# Gaggia classic, (unmodified), latte art.



## M1ks (Jan 29, 2018)

I've been practising for a good while though I only make maybe 1 or 2 lattes a week, sometimes less as I drink my coffee black.

Here's tonight's, a simple heart.

I have several pics on my tumblr of previous pours and some videos too.


----------



## MediumRoastSteam (Jul 7, 2015)

Good job! However, if you can, get a Rancilio Silvia replacement kit for the Classic. It will be a new level!


----------



## Badgerman (Nov 23, 2017)

MediumRoastSteam said:


> Good job! However, if you can, get a Rancilio Silvia replacement kit for the Classic. It will be a new level!


Agree.
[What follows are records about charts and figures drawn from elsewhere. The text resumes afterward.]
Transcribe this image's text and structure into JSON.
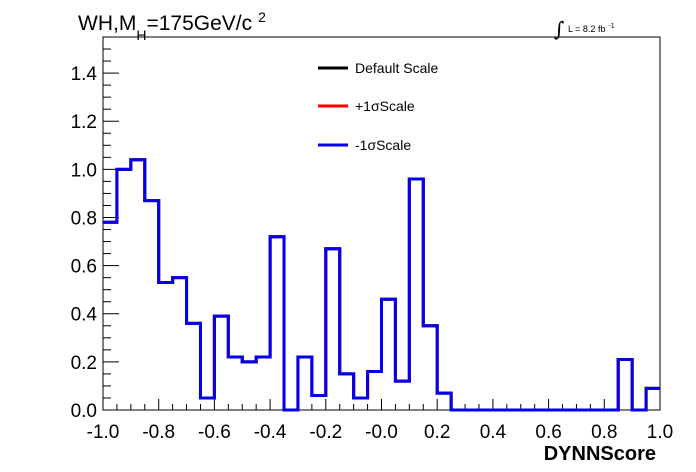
{
  "chart_data": {
    "type": "histogram-step",
    "title": {
      "prefix": "WH,M",
      "subscript": "H",
      "suffix": "=175GeV/c",
      "superscript": "2"
    },
    "luminosity": {
      "integral_symbol": "∫",
      "text": "L = 8.2 fb",
      "superscript": "-1"
    },
    "xlabel": "DYNNScore",
    "ylabel": "",
    "xlim": [
      -1.0,
      1.0
    ],
    "ylim": [
      0.0,
      1.55
    ],
    "x_ticks": [
      {
        "value": -1.0,
        "label": "-1.0"
      },
      {
        "value": -0.8,
        "label": "-0.8"
      },
      {
        "value": -0.6,
        "label": "-0.6"
      },
      {
        "value": -0.4,
        "label": "-0.4"
      },
      {
        "value": -0.2,
        "label": "-0.2"
      },
      {
        "value": 0.0,
        "label": "-0.0"
      },
      {
        "value": 0.2,
        "label": "0.2"
      },
      {
        "value": 0.4,
        "label": "0.4"
      },
      {
        "value": 0.6,
        "label": "0.6"
      },
      {
        "value": 0.8,
        "label": "0.8"
      },
      {
        "value": 1.0,
        "label": "1.0"
      }
    ],
    "y_ticks": [
      {
        "value": 0.0,
        "label": "0.0"
      },
      {
        "value": 0.2,
        "label": "0.2"
      },
      {
        "value": 0.4,
        "label": "0.4"
      },
      {
        "value": 0.6,
        "label": "0.6"
      },
      {
        "value": 0.8,
        "label": "0.8"
      },
      {
        "value": 1.0,
        "label": "1.0"
      },
      {
        "value": 1.2,
        "label": "1.2"
      },
      {
        "value": 1.4,
        "label": "1.4"
      }
    ],
    "bin_edges": [
      -1.0,
      -0.95,
      -0.9,
      -0.85,
      -0.8,
      -0.75,
      -0.7,
      -0.65,
      -0.6,
      -0.55,
      -0.5,
      -0.45,
      -0.4,
      -0.35,
      -0.3,
      -0.25,
      -0.2,
      -0.15,
      -0.1,
      -0.05,
      0.0,
      0.05,
      0.1,
      0.15,
      0.2,
      0.25,
      0.3,
      0.35,
      0.4,
      0.45,
      0.5,
      0.55,
      0.6,
      0.65,
      0.7,
      0.75,
      0.8,
      0.85,
      0.9,
      0.95,
      1.0
    ],
    "series": [
      {
        "name": "Default Scale",
        "color": "#000000",
        "values": [
          0.78,
          1.0,
          1.04,
          0.87,
          0.53,
          0.55,
          0.36,
          0.05,
          0.39,
          0.22,
          0.2,
          0.22,
          0.72,
          0.0,
          0.22,
          0.06,
          0.67,
          0.15,
          0.05,
          0.16,
          0.46,
          0.12,
          0.96,
          0.35,
          0.07,
          0.0,
          0.0,
          0.0,
          0.0,
          0.0,
          0.0,
          0.0,
          0.0,
          0.0,
          0.0,
          0.0,
          0.0,
          0.21,
          0.0,
          0.09
        ]
      },
      {
        "name": "+1σScale",
        "color": "#ff0000",
        "values": [
          0.78,
          1.0,
          1.04,
          0.87,
          0.53,
          0.55,
          0.36,
          0.05,
          0.39,
          0.22,
          0.2,
          0.22,
          0.72,
          0.0,
          0.22,
          0.06,
          0.67,
          0.15,
          0.05,
          0.16,
          0.46,
          0.12,
          0.96,
          0.35,
          0.07,
          0.0,
          0.0,
          0.0,
          0.0,
          0.0,
          0.0,
          0.0,
          0.0,
          0.0,
          0.0,
          0.0,
          0.0,
          0.21,
          0.0,
          0.09
        ]
      },
      {
        "name": "-1σScale",
        "color": "#0000ee",
        "values": [
          0.78,
          1.0,
          1.04,
          0.87,
          0.53,
          0.55,
          0.36,
          0.05,
          0.39,
          0.22,
          0.2,
          0.22,
          0.72,
          0.0,
          0.22,
          0.06,
          0.67,
          0.15,
          0.05,
          0.16,
          0.46,
          0.12,
          0.96,
          0.35,
          0.07,
          0.0,
          0.0,
          0.0,
          0.0,
          0.0,
          0.0,
          0.0,
          0.0,
          0.0,
          0.0,
          0.0,
          0.0,
          0.21,
          0.0,
          0.09
        ]
      }
    ],
    "legend_position": "top-center",
    "grid": false
  }
}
Plus a PID and you're ready for level 3.


----------



## M1ks (Jan 29, 2018)

Thanks, a Silvia steam wand was on the mod menu but on the back burner now as I have a Wega single group machine I'm cleaning up and fixing to be my main machine, the Gaggia will become a backup/spare as I've just recently serviced it.

I'll add more pours when I do some.


----------



## M1ks (Jan 29, 2018)

Todays latte Rosetta.


----------



## salty (Mar 7, 2017)

M1ks said:


> View attachment 34759
> 
> 
> Todays latte Rosetta.


Nice one


----------



## M1ks (Jan 29, 2018)

salty said:


> Nice one


Thank you.


----------